Question

Two identical small current carrying loops of wire are oriented along a common axis with the plane of their loops parallel to each other. See Figure EC. The distance between the loops, x, is much larger than the radius of each loop, R. The magnetic dipole moment of each loop is directed parallel to the axis, and the magnetic field that one loop creates at the center of the other loop is also parallel to the axis. So mu^rightarrow and B^rightarrow are parallel to each other. Therefore the magnetic potential energy of the system can be written: U_B = -mu^rightarrow middot B^rightarrow = -muB. Note that B is a function of x, the distance between the 2 loops. Lastly, the magnitude of the magnetic force that each loop exerts on the other one can be found in the following way: |F| = |dU/dx| = |mu|dB\dx What is the value (magnitude) of the magnetic dipole moment of a single loop of wire with radius R that carries a current I? Find the magnitude of the magnetic field created by the current in one loop at the center point of the other loop. (Find B in terms of I, x, R and known constants). Use the formula given above to find the magnitude of the magnetic force of one loop on the other loop. Show that if x NestedGreaterGreater R, then this force is proportional to 1/x^4. Evaluate this force for x = 15.0 cm, R = 0.4 cm, and I = 8.0 A. (Each loop has the same current.)

Answer 1

a) By definition: $\mu =IA=I\cdot \pi R^{2}$ (it is a vector, but here is the formula for its modulus)

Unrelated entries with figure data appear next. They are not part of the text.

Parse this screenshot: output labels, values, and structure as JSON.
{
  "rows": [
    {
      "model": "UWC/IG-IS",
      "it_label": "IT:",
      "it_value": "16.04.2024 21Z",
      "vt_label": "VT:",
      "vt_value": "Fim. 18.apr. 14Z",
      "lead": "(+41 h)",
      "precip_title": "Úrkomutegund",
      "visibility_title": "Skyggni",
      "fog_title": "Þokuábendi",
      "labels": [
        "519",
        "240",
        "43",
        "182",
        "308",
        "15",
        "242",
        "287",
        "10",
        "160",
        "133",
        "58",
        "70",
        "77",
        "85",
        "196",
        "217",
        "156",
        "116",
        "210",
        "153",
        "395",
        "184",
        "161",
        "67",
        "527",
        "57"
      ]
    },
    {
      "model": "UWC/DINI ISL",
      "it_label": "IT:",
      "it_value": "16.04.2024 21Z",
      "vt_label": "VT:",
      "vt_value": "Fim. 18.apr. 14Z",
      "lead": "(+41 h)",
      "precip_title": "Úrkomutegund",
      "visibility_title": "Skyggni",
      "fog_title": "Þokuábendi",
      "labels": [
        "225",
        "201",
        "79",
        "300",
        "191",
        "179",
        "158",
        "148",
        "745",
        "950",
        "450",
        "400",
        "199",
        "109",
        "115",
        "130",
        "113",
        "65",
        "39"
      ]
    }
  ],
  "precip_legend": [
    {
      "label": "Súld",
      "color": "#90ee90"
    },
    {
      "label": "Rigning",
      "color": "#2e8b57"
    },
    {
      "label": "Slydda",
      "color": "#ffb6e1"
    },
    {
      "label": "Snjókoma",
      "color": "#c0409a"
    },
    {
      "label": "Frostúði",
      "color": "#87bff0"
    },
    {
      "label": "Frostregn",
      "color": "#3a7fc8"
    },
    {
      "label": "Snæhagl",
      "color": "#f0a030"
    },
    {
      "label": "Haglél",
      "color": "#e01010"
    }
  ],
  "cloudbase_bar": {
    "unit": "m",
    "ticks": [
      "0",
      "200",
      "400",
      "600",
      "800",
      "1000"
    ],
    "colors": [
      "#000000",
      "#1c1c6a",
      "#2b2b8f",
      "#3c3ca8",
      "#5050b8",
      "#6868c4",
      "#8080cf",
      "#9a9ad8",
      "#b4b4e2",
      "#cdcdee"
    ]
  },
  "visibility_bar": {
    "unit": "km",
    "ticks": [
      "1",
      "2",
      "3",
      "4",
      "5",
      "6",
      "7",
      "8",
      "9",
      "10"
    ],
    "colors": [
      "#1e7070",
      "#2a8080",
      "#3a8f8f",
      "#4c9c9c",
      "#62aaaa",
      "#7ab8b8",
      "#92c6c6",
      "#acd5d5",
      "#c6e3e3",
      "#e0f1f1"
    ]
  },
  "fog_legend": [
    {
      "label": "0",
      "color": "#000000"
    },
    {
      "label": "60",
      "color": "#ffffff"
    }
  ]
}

b) $B=\frac{\mu _{0}R^{2}I}{2\left ( x^{2} +R^{2}\right )^{3/2}}$ (there is a deduction; ife necessary, I'll give it here)

$\mu _{0}$ =permitivity of vacuum

c) Use the formula for F given in the text, and get:

$\left | F \right |=\frac{3\pi \mu _{0}R^{4}I}{2}\cdot \frac{x\sqrt{x^{2}+R^{2}}}{\left ( x^{2} +R^{2}\right )^{3}}\: \left ( 1 \right )$

d) Extract x2 from the radical at numerator, and x2 - forced factor from denominator. We'll get:

$\left | F \right |=\frac{3\pi \mu _{0}R^{4}I}{2}\cdot \frac{x^{2}\sqrt{1+\frac{R^{2}}{x^{2}} }}{\left [x^{2} \left ( 1+\frac{R^{2}}{x^{2}} \right )\right ]^{3}}\sim \frac{1}{x^{4}}$

[the radical from the numerator=1; the small bracket from the denominator=1]

d) Replace the numbers in (1) and get: F~2.3914*10^-13 N.